Bingo, the answer given is also accurate, it's hard to beat it!
Finally, it should be mentioned that Claude 3 also has a limit on the number of questions asked in a time period, and after playing for a while, Eva's number of questions will be used up. And there are too many people using it today, and the response is very slow.
Judging from the subjective feelings experienced so far, the Claude 3 does reach the average GPT-4. As for you, you have to say crush or surpass , because there are still too few questions in the test to be objectively demonstrated.
In addition, Claude 3 and GPT-4 have their own strengths and weaknesses in answering some questions, and it is difficult to say who is better and who is necessarily the best.
And from an objective point of view, GPT-4 is a relatively mature commercial model, which pays more attention to stability and reliability, while the fledgling Claude 3 is not.
Claude 3 is a big breakthrough in technology, but commercialization is the difficulty
Although Anthropic has once again shown its technological strength, after a long year, the technical competition of large models has moved from the battle of routes to the battle of commercialization.
How to move from the model to the actual product landing and create greater commercial value is the sword of Damoris hanging over the head of developers.
Anthropic is behind Google and Amazon, OpenAI is backed by Microsoft, from a practical point of view, if Anthropic cannot achieve a commercial breakthrough this year, it will be gradually separated from OpenAI, and it is not even ruled out that it will be acquired by the owner.
In 2024, Anthropic is still under great pressure.
According to the latest report from The Information, Anthropic's expectation for investors is that it is expected to generate more than 8$500 million annualized return.
In comparison, OpenAI is now able to bring in $1,316 billion a month.
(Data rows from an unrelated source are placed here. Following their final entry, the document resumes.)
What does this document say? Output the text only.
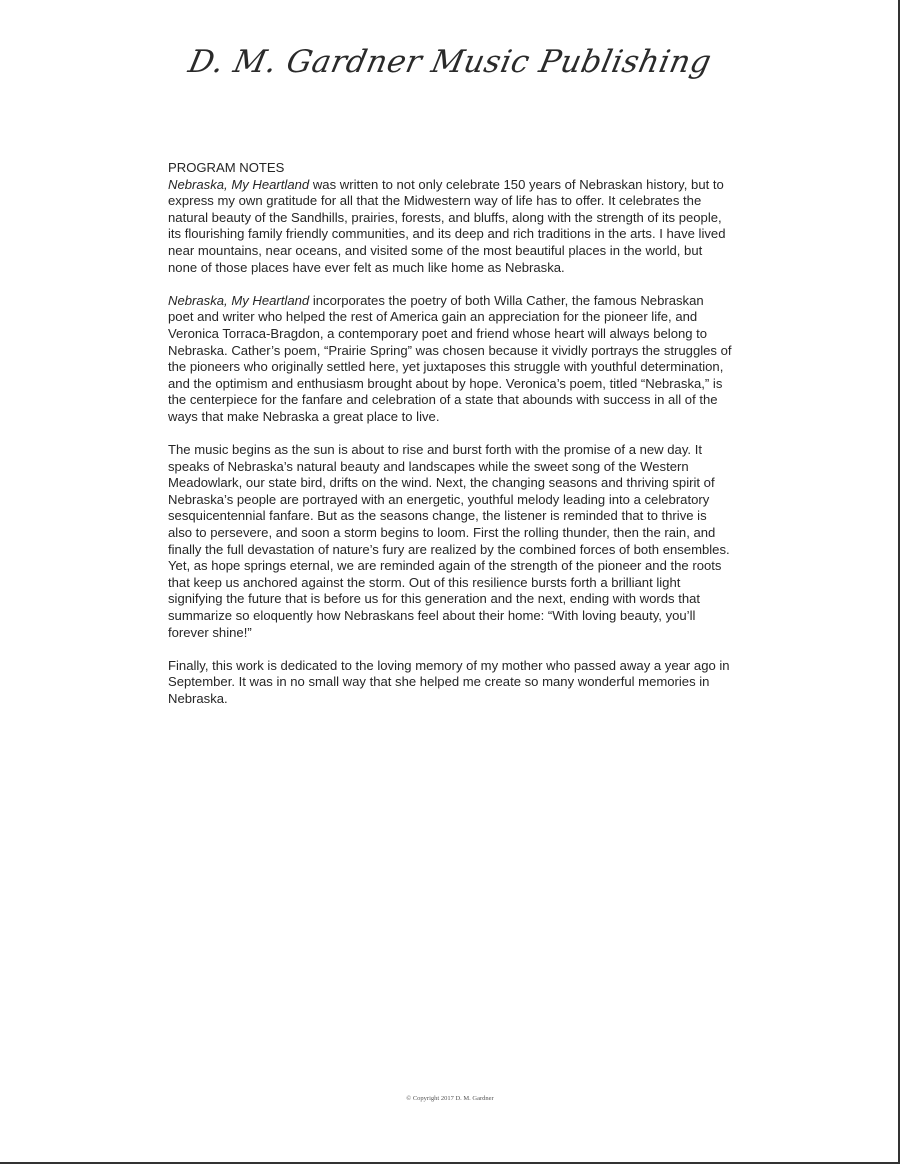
D. M. Gardner Music Publishing
PROGRAM NOTES

Nebraska, My Heartland was written to not only celebrate 150 years of Nebraskan history, but to express my own gratitude for all that the Midwestern way of life has to offer. It celebrates the natural beauty of the Sandhills, prairies, forests, and bluffs, along with the strength of its people, its flourishing family friendly communities, and its deep and rich traditions in the arts. I have lived near mountains, near oceans, and visited some of the most beautiful places in the world, but none of those places have ever felt as much like home as Nebraska.

Nebraska, My Heartland incorporates the poetry of both Willa Cather, the famous Nebraskan poet and writer who helped the rest of America gain an appreciation for the pioneer life, and Veronica Torraca-Bragdon, a contemporary poet and friend whose heart will always belong to Nebraska. Cather’s poem, “Prairie Spring” was chosen because it vividly portrays the struggles of the pioneers who originally settled here, yet juxtaposes this struggle with youthful determination, and the optimism and enthusiasm brought about by hope. Veronica’s poem, titled “Nebraska,” is the centerpiece for the fanfare and celebration of a state that abounds with success in all of the ways that make Nebraska a great place to live.

The music begins as the sun is about to rise and burst forth with the promise of a new day. It speaks of Nebraska’s natural beauty and landscapes while the sweet song of the Western Meadowlark, our state bird, drifts on the wind. Next, the changing seasons and thriving spirit of Nebraska’s people are portrayed with an energetic, youthful melody leading into a celebratory sesquicentennial fanfare. But as the seasons change, the listener is reminded that to thrive is also to persevere, and soon a storm begins to loom. First the rolling thunder, then the rain, and finally the full devastation of nature’s fury are realized by the combined forces of both ensembles. Yet, as hope springs eternal, we are reminded again of the strength of the pioneer and the roots that keep us anchored against the storm. Out of this resilience bursts forth a brilliant light signifying the future that is before us for this generation and the next, ending with words that summarize so eloquently how Nebraskans feel about their home: “With loving beauty, you’ll forever shine!”

Finally, this work is dedicated to the loving memory of my mother who passed away a year ago in September. It was in no small way that she helped me create so many wonderful memories in Nebraska.

© Copyright 2017 D. M. Gardner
With the blessing of Microsoft, the pace of commercialization of OpenAI is still accelerating, which has also directly triggered Musk's dissatisfaction and lawsuits.
The arms race for AI systems has just begun, and the launch of a large model that works well is only the first step in a long march.
[**丨ai singularity network丨The whole network account has the same name丨Welcome to follow].
AI Singularity丨Provide 1000+ AI efficiency tools丨Welcome to pay attention.